Considéré comme le mentor de Chérif Kouachi et Amedy Coulibaly
Ces dernières heures, la presse anglaise se fait l’écho d’une autre possibilité : celle que Djamel Beghal retourne au Royaume-Uni auprès de sa femme Sylvie Beghal qui vit à Leicester avec ses 4 enfants. Cela parait toutefois peu probable étant donné que le gouvernement britannique a banni Djamel Beghal du territoire en 2009. Sa famille pourrait toutefois profiter de cette libération pour tenter de renverser cette décision de 2009. En tout état de cause, la ministre de la Justice française a assuré que Djamel Beghal serait assigné à résidence en France si un pays refusait de l’accueillir à sa sortie de prison. “Ce qui importe, c’est que ces personnes-là soient sous surveillance constante”, a expliqué Nicole Belloubet.
Djamel Beghal est un prisonnier particulièrement symbolique puisqu’il est considéré comme le mentor de Chérif Kouachi et Amedy Coulibaly, deux des auteurs des attentats de janvier 2015 à Paris, contre Charlie Hebdo et le magasin Hyper Cacher de la Porte de Vincennes à Paris. Les trois hommes se sont rencontrés en 2005 dans la prison de Fleury-Mérogis. Interrogé en 2010 lors d’un interrogatoire, le terroriste de la Porte de Vincennes Amedy Coulibaly avait raconté son lien avec Djamel Beghal : “Je sais qu’il était en Afghanistan. Il m’a dit qu’il s’était fait torturer là-bas. Le seul fait que je sois toujours en contact avec lui, ce n’est pas à cause de la religion, c’est parce qu’humainement, c’est une personne qui m’a touché. Quand j’étais en prison, il était juste au-dessus de moi, et il était aux isolés. Et cela m’a fait de la peine. Et maintenant sa situation n’est pas confortable, car il n’a aucun revenu, et ça m’a fait pitié.”
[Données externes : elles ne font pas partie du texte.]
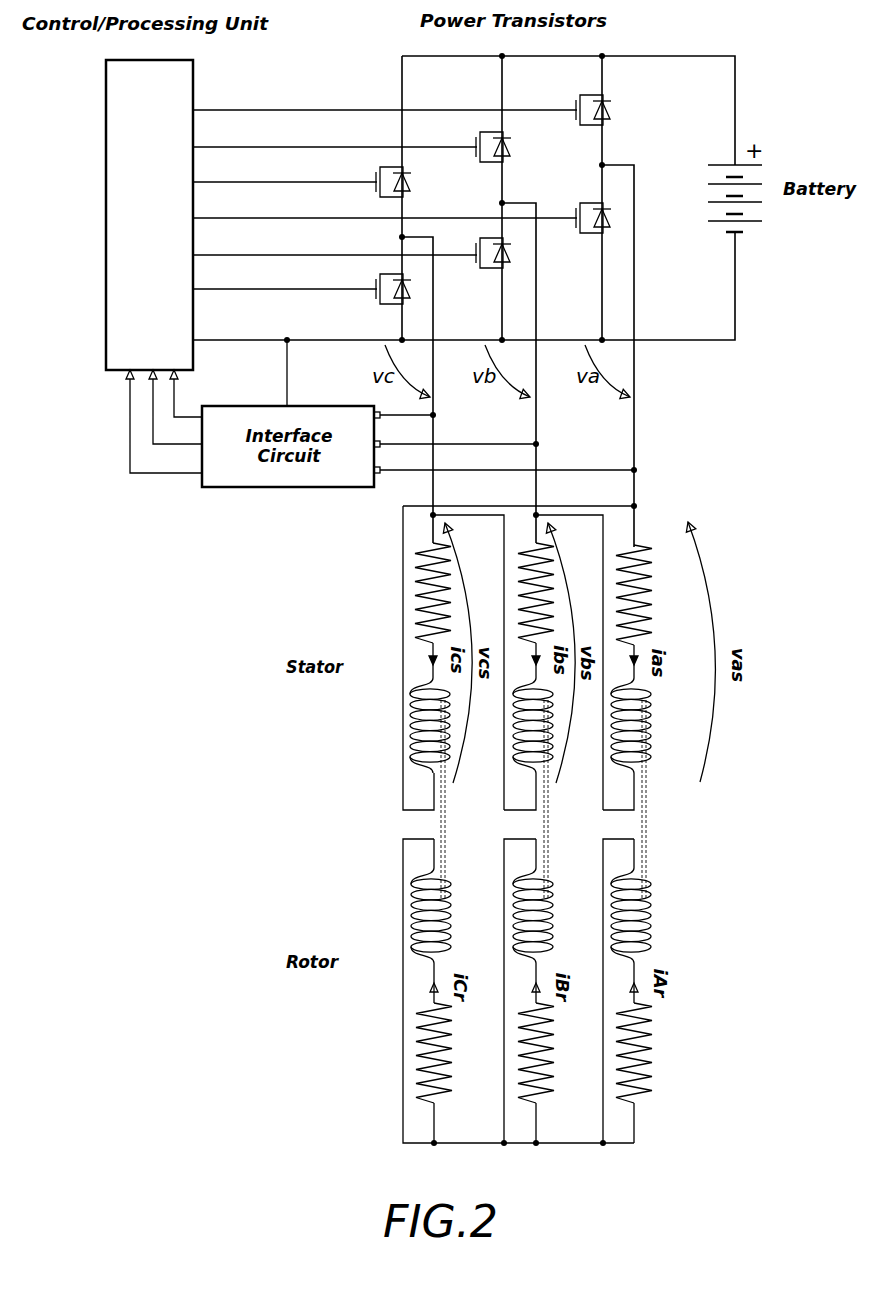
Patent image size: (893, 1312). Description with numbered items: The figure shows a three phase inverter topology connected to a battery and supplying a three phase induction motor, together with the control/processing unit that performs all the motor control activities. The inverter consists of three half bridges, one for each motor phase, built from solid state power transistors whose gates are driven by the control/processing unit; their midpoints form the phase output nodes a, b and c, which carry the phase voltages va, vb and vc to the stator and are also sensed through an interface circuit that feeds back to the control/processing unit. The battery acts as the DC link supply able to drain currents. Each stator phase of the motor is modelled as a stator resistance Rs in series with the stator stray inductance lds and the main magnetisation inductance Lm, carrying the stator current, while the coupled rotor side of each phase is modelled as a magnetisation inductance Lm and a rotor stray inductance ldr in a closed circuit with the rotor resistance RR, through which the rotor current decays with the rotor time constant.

The phase a output node a is at (604, 349).
The phase b output node b is at (502, 364).
The phase c output node c is at (404, 385).
The stator resistance Rs is at (550, 594).
The stator stray inductance lds is at (550, 725).
The magnetisation inductance Lm is at (550, 725).
The rotor stray inductance ldr is at (550, 915).
The rotor resistance RR is at (550, 1053).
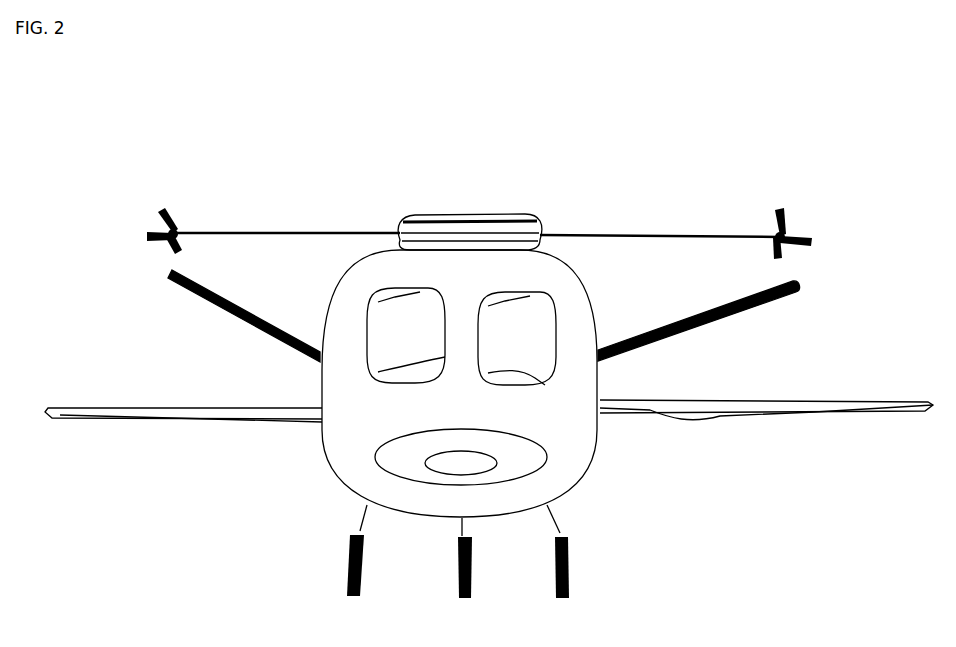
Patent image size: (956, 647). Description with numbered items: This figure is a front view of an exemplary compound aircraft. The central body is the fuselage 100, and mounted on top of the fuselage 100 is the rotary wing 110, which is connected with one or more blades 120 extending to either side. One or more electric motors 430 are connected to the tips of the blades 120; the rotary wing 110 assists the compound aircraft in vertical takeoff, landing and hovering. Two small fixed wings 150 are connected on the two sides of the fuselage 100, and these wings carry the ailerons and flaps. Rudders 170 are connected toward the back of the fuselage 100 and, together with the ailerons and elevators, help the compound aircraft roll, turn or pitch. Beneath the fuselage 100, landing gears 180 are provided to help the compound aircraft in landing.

Djamel Beghal a été condamné en décembre 2013 à 10 ans de prison
Après leur sortie de prison, Amedy Coulibaly et Chérif Kouachi sont restés très proches de Djamel Beghal. En 2010, les deux hommes se sont même rendus au domicile de l’Algérien dans le Cantal, où Djamel Beghal avait été placé en résidence surveillée après sa sortie de prison en juin 2009. En 2013, le parquet de Paris définit ainsi dans un document Amedy Coulibaly et Cherif Kouachi comme “les ‘élèves’ de Djamel Beghal”. Dans une correspondance épistolaire avec un journaliste américain dévoilé en 2016, Djamel Beghal s’était toutefois défendu d’être le “mentor des frères Kouachi et d’Amedy Coulibaly”. “Croyez-moi, ces garçons, ces frères, m’ont plus apporté que ce que j’ai pu leur donner. A un moment où le monde m’avait exclu et où la civilisation humaine m’avait oublié, seul au sommet d’une montagne, ils ont été là […] Ils me manquent terriblement.”
Les trois hommes avaient été soupçonnés par les enquêteurs d’avoir fomenté ensemble l’évasion en 2010 de Smaïn Aït Ali Belkacem, ancien du Groupe islamique armé algérien (GIA) condamné à perpétuité pour l’attentat à la station RER Saint-Michel en 1995 à Paris (8 morts et 117 blessés). Finalement, Djamel Beghal sera condamné en décembre 2013 à 10 ans de prison (avec une peine de sûreté de deux tiers) pour avoir projeté l’évasion. Amedy Coulibaly a lui été condamné en décembre 2013 à cinq ans de prison pour sa participation à ce projet, Chérif Kouachi avait de son côté bénéficié d’un non-lieu et n’avait donc pas été jugé.